Median hArg levels were also significantly reduced in patients with adverse cardiac events compared to patients without (p<0.001) (Table 1). Moreover, differences in hArg levels were found corresponding to the severity of adverse cardiac events with the lowest hArg levels found in patients prior to death or overt heart failure (Fig 2).

Fig 2 — SVT, supraventricular tachycardia; AF, atrial fibrillation.

Levels of hArg were weakly related to NT-proBNP levels (r = -0.285; p = 0.001). Relations of both biomarkers to clinical, echocardiographic and laboratory parameters are given in Table 2.

Table 2. Relation of hArg and NT-proBNP with different variables^*.

	hArg		NT-proBNP
	r	p-value	r	p-value
Age at follow-up	0.090	ns	0.488	< 0.001
NYHA functional class	-0.294	< 0.001	0.551	< 0.001
Systolic blood pressure	0.194	0.020	-0.052	ns
Diastolic blood pressure	0.274	0.001	-0.019	ns
Transcutaneous oxygen saturation at rest	0.487	< 0.001	-0.212	0.011
Ejection fraction of SV	0.075	ns	-0.559	< 0.001
Enddiastolic volume of SV	-0.035	ns	0.083	ns
Endsystolic volume of SV	-0.035	ns	0.303	< 0.001
VTI above aortic valve	0.152	ns	-0.293	< 0.001
Creatinine	-0.011	ns	0.134	ns
Glomerular filtration rate	0.069	ns	-0.288	0.001
Albumin	0.155	ns	-0.223	0.007
γGT	-0.306	< 0.001	0.274	0.001

Open in a new tab

hArg, homoarginine; NYHA, New York Heart Association; SV, systemic ventricle; VTI, velocity time integral

*Spearman rank correlation

NT-proBNP levels were significantly related to age at follow-up, NYHA functional class, trans-cutaneous oxygen saturation, ejection fraction and endsystolic volume of the systemic ventricle, VTI above the aortic valve, estimated glomerular filtration rate, albumin and γGT levels. In contrast, hArg levels were only significantly related to NYHA functional class, transcutaneous oxygen saturation and γGT levels but not to measures of systolic ventricular function or estimated glomerular filtration rate (S1 Dataset).

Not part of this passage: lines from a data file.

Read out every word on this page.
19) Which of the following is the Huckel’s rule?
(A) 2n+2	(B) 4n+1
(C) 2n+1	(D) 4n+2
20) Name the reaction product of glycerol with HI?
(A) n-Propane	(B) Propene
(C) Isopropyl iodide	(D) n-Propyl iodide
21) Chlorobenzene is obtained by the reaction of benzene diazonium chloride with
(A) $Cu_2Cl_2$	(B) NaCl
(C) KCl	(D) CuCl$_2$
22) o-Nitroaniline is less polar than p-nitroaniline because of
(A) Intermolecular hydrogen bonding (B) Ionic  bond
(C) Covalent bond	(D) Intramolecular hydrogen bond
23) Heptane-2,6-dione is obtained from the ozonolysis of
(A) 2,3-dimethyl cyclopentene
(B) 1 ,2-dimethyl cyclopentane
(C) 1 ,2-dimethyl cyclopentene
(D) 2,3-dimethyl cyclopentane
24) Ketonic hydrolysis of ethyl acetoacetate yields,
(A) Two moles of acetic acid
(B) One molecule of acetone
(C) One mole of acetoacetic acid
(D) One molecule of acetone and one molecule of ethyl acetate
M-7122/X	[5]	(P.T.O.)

Repeated measurements of hArg and NT-proBNP concentrations were obtained in 41 of 143 patients of whom 8 patients presented with and 33 patients without adverse cardiac event. In the 8 patients with adverse cardiac event, median hArg levels decreased significantly from 1.43 μmol/l to 0.97 μmol/l prior to the event (p = 0.012) but also a significant increase in median NT-proBNP levels from 880.2 pg/ml to 1021.9 pg/ml was seen (p = 0.017). In the 33 patients without adverse cardiac event, no difference in median hArg or NT-proBNP levels was detected. However, in 11 of these 33 patients, a significant rise of NT-proBNP levels from a median baseline level of 381.1 pg/ml to a median level of 747.1 pg/ml (p = 0.003) was observed without acute or subsequent deterioration of the clinical status of the patients, clinical signs of overt heart failure, new onset arrhythmias or renal function changes. In contrast, hArg levels were stable in these patients and did not differ significantly (median baseline level of 1.77 μmol/l vs 1.78 μmol/l, p = 0.213).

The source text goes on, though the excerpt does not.